Art in Austin is Returning, Slowly but Surely
- Clay Standridge
- Oct 4, 2022
- 4 min read
Written in May, 2021
by Clay Standridge
The glass double doors of the Blanton Museum of Art open to the front desk where a masked employee stares at a computer screen. Past the front desk, through the foyer, lies the massive main room. White and blue tiles climb up its walls to an immense, skeleton-like sculpture hanging from the ceiling.

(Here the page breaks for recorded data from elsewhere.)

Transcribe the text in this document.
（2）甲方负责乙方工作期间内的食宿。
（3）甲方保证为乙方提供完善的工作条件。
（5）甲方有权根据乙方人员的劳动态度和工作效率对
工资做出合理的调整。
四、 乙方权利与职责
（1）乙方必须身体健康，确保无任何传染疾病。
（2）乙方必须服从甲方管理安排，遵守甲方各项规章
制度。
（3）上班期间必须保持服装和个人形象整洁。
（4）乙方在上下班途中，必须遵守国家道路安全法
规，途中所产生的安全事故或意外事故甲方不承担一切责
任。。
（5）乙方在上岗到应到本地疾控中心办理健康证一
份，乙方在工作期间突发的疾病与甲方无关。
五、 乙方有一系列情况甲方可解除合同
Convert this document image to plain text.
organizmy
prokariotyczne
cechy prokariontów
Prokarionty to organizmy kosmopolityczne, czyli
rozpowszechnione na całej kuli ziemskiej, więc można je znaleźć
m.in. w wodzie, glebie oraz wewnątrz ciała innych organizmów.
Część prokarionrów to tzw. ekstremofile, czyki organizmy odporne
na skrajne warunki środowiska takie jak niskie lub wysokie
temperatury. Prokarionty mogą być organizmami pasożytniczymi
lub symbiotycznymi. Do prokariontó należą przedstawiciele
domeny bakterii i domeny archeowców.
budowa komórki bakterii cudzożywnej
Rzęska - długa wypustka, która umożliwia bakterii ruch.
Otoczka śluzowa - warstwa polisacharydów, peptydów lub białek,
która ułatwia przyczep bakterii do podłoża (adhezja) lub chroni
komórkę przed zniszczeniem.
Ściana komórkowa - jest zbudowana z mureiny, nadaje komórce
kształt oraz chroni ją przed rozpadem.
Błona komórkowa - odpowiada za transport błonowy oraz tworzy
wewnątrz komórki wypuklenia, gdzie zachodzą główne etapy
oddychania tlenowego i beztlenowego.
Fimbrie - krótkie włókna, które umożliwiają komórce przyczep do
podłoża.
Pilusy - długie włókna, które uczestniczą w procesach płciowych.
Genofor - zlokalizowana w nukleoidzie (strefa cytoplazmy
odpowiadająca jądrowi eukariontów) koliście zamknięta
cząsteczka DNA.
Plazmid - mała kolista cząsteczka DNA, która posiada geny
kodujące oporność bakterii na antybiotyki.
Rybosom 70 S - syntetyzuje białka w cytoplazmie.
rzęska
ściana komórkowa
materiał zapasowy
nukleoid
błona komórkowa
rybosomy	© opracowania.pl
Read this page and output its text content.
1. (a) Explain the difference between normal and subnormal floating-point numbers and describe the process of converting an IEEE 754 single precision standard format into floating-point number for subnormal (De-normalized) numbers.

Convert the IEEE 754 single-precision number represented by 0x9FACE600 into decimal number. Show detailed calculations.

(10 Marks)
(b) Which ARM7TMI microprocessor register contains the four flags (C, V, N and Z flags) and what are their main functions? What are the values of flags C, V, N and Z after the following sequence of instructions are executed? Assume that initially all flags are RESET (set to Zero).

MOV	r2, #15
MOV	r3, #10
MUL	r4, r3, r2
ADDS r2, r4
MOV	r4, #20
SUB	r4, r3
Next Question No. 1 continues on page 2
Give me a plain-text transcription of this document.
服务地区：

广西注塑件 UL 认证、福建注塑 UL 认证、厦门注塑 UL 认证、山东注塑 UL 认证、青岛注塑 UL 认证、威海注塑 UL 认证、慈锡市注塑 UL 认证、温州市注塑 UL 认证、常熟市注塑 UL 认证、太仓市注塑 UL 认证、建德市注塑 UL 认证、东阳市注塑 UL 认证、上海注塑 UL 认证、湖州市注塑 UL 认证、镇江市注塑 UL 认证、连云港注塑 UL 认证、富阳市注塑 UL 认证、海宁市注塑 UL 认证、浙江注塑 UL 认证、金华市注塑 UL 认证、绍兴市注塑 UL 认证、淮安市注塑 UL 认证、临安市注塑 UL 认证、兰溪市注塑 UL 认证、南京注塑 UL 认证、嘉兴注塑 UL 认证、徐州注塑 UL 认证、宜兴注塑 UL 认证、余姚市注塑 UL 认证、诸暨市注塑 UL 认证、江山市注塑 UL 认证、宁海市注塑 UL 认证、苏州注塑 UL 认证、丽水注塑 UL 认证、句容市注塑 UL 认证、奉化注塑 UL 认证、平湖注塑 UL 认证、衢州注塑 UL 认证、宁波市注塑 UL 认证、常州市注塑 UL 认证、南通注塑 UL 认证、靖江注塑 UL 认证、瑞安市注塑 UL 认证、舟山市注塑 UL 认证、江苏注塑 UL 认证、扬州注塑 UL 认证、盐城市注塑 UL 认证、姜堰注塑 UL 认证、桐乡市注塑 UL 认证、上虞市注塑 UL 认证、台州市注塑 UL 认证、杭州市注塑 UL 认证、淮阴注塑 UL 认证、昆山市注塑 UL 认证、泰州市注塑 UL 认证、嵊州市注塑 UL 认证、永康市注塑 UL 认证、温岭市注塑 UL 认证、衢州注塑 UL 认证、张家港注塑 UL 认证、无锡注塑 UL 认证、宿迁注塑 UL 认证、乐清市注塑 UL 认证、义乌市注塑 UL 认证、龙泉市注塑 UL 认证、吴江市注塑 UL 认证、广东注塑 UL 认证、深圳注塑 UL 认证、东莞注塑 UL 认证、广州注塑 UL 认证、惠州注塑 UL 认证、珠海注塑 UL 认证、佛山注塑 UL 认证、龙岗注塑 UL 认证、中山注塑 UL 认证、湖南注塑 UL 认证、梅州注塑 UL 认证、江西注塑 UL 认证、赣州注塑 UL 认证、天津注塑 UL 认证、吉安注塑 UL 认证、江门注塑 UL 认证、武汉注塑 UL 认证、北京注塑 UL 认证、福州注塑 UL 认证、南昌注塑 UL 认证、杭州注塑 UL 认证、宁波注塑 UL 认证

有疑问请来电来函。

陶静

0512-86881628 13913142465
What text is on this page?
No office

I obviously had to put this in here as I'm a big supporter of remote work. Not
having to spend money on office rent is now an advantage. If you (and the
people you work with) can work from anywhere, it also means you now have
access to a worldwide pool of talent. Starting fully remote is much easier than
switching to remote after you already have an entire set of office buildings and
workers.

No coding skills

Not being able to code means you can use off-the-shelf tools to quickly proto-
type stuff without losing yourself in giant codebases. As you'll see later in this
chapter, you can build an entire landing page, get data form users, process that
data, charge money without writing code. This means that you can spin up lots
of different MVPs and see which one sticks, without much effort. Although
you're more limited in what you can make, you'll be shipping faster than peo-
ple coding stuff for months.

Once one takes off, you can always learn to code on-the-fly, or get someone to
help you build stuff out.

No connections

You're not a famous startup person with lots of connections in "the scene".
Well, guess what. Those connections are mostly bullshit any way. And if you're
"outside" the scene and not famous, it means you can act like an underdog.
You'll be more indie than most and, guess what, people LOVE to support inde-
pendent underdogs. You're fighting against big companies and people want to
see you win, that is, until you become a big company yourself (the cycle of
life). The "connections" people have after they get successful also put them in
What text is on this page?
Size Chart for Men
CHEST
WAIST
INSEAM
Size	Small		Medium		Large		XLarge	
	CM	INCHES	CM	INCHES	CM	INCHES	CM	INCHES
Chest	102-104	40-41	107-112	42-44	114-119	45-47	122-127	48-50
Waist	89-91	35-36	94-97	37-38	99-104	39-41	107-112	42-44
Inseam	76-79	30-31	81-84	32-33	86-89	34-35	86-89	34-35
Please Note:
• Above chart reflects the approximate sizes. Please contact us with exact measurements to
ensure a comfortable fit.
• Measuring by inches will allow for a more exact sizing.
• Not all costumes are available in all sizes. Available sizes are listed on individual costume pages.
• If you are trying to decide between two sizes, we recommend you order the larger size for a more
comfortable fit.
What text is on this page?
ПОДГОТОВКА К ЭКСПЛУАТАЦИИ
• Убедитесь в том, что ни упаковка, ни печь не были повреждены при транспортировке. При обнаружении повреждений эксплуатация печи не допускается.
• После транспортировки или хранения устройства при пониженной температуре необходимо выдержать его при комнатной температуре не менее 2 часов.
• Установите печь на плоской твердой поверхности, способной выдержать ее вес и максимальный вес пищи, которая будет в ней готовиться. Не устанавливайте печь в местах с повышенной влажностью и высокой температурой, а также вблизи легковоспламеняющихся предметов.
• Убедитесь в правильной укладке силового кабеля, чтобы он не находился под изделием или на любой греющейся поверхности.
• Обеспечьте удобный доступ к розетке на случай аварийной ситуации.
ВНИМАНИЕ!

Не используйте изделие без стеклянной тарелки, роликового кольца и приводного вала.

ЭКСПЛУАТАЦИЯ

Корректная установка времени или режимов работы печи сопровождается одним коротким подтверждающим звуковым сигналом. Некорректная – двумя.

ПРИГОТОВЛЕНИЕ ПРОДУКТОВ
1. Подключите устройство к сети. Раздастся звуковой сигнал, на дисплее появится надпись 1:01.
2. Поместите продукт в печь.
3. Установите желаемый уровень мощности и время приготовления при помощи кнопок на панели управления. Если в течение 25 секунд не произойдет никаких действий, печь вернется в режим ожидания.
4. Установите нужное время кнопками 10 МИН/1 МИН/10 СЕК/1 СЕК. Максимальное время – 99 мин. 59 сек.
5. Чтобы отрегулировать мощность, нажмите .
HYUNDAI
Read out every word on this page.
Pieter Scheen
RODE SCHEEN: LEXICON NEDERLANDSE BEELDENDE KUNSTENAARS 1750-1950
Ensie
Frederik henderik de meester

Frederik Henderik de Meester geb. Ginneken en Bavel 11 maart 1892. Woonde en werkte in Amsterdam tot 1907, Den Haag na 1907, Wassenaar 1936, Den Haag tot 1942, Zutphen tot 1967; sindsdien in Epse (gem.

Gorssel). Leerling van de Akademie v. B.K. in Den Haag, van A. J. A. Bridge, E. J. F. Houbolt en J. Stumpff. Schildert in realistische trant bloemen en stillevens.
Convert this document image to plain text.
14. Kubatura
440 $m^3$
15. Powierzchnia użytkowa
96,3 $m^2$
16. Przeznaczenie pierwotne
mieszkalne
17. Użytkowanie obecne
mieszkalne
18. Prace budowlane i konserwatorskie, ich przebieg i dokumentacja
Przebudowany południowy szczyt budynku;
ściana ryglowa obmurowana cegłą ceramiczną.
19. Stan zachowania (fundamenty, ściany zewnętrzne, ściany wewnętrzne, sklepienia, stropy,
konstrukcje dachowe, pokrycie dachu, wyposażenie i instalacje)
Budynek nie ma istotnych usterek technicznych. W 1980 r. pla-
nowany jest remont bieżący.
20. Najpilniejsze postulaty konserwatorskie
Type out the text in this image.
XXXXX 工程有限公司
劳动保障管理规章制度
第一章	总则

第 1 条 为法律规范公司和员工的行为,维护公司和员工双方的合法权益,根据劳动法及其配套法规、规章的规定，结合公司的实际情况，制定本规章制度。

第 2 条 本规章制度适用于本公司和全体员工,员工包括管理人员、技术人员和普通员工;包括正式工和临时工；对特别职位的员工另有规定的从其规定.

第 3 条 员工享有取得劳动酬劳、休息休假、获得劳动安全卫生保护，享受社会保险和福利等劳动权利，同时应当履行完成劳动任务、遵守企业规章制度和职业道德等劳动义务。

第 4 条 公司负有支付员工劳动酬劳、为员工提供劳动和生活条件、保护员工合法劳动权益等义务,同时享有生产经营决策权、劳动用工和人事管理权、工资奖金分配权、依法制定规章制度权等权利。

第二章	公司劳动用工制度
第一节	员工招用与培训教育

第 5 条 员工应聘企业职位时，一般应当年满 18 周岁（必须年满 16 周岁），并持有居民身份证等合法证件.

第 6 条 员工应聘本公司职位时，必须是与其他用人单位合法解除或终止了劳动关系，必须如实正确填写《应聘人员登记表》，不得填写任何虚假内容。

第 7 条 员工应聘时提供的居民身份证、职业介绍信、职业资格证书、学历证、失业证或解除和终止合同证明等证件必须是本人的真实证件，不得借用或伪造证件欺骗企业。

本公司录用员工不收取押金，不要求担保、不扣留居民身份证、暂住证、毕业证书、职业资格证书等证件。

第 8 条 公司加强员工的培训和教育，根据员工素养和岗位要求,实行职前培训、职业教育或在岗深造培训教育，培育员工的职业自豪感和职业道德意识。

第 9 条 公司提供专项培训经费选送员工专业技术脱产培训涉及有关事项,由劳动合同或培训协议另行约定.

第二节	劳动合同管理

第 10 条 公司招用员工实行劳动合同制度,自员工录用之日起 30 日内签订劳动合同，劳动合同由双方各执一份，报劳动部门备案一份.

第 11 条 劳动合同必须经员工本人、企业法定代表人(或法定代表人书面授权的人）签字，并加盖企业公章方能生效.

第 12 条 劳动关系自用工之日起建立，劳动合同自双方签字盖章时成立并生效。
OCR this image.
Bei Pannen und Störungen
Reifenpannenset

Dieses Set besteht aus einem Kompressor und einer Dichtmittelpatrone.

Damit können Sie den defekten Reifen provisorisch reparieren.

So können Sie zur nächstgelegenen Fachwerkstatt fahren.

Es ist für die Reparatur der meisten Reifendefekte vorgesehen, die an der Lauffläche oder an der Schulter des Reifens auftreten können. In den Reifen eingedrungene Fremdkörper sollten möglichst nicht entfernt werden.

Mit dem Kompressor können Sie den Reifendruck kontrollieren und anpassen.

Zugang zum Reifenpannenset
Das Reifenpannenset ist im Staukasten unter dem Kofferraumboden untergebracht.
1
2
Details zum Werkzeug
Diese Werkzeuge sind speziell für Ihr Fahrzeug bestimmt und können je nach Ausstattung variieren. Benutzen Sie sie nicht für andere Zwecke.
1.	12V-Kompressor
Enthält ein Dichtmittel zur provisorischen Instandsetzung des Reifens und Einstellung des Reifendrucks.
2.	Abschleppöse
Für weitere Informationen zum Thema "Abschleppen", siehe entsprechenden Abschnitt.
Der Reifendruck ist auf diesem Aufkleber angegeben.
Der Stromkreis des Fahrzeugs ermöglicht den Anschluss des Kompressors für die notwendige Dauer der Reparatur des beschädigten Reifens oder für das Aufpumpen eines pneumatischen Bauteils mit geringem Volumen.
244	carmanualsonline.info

Normally, there would be dozens of people staring at it from the ground, but the room is empty.

The buzz of school children, docents, gallery teachers and art appreciators has turned into the shuffles of one or two masked patrons trying to stay socially distant. The whispers of a Francisco Matto and the screams of a Hans Hofmann sit in silence.
The Blanton, which once hosted hundreds of people a day, now sees only a few dozen visitors a week. The COVID-19 pandemic shut the museum down from March until August 2020, and, although the museum is now open and attendance is on the rise, the effects of the pandemic still linger.
“I miss the informal aspects of being in an office. Talking to your coworkers, seeing people in person, going to the mailroom and seeing art,” says Christian Wurst, a curatorial assistant at The Blanton, who has been working remotely since March 2020. “It’s difficult to have a job where you basically talk about art and look at that art and you essentially are cut off from all the art for most of the time.”
Working with art is intrinsically hands-on. Even the magic of just viewing the art is lost when it can’t be in person. Anyone can see a picture of the Mona Lisa on Google Images, but there is a reason why people line up at the Louvre just to get a peek. So, when a person's job is dependent upon being physically with the art, and being able to see details, their job becomes much harder when they can’t.
The entirety of the art world felt the same repercussions.
“To be told, ‘you have to go home now, take your stuff from your desk and we’ll see what we can do remotely’ was really scary,” says Rachel Daley, the Senior Auction Coordinator at Santa Fe Art Auction. “I wasn’t doing my job fully and effectively because I wasn’t physically there with the art.”
While being with the art is a massive part of the job for some museum employees, the exhibition schedule is something that involves the entire administrative staff. So, when a special exhibition of Latin American art at the Blanton was forced to close less than a month after its opening in February 2020, the museum was left wondering what to do.
Although many of the works put on display were a part of the Blanton’s extensive private collection, there were also works on loan from Peru, Argentina and Mexico. Not only was the exhibition schedule thrown out the window, but all these works were stuck in an empty gallery, doomed to sit unseen for months then shipped back to their respective countries.
When the marketing and communications staff at the Blanton realized there was no timeline for their reopening, they began to find ways for people to safely view the art. They started creating an online multimedia experience, complete with an audio guide and 360° camera tour, trying to replicate what it felt like to walk through the halls of the museum.
With the team hard at work developing digital experiences and trying to make a positive from a very negative situation, the museum staff noticed an unexpected upside of the shutdown. Because of the domino effect the pandemic caused, throwing off the schedule of hundreds of museums and travelling exhibitions worldwide, the Blanton was forced to dig into their own archive of over 19,000 works.
“Our curators and our collections team started working on creating new exhibitions to take the place of these travelling exhibitions but creating them out of our own collection,” says Carlotta Stankiewicz, the Director of Marketing and Communications at the Blanton. “It actually has been a good thing because I think, as a result of that, our curators are always challenged to come up with new ways to present the work in our collection and to find works that haven’t been displayed before.”
In September 2021, the Blanton is opening an exhibition called “Without Limits: Helen Frankenthaler, Abstraction, and the Language of Print,” which is composed completely of works pulled from the Blanton’s archive. The exhibition was organized by Wurst.
Now, the museum has reopened, and as special exhibitions resume and masked visitors begin filing back in, museum staffers extra creative effort is paying off. Attendance is still limited, ticket reservations are mandatory, and masks are still required, but people are once again making connections with the art.
The primary draw of art museums is obviously the art, but there’s also a certain je ne sais quoi, something that you can’t quite put your finger on, that brings you back. That magic is slowly but surely returning.
“It’s not the same, people are wearing masks, staying far away from each other, but you can still have those close relationships with the artwork that you had before,” says Mitch McDavid, the Head of Security at the Blanton. “It’s a little harder to see because we’re staying socially distanced, but you can see the same kind of wonderment and excitement for the shows that you had before.”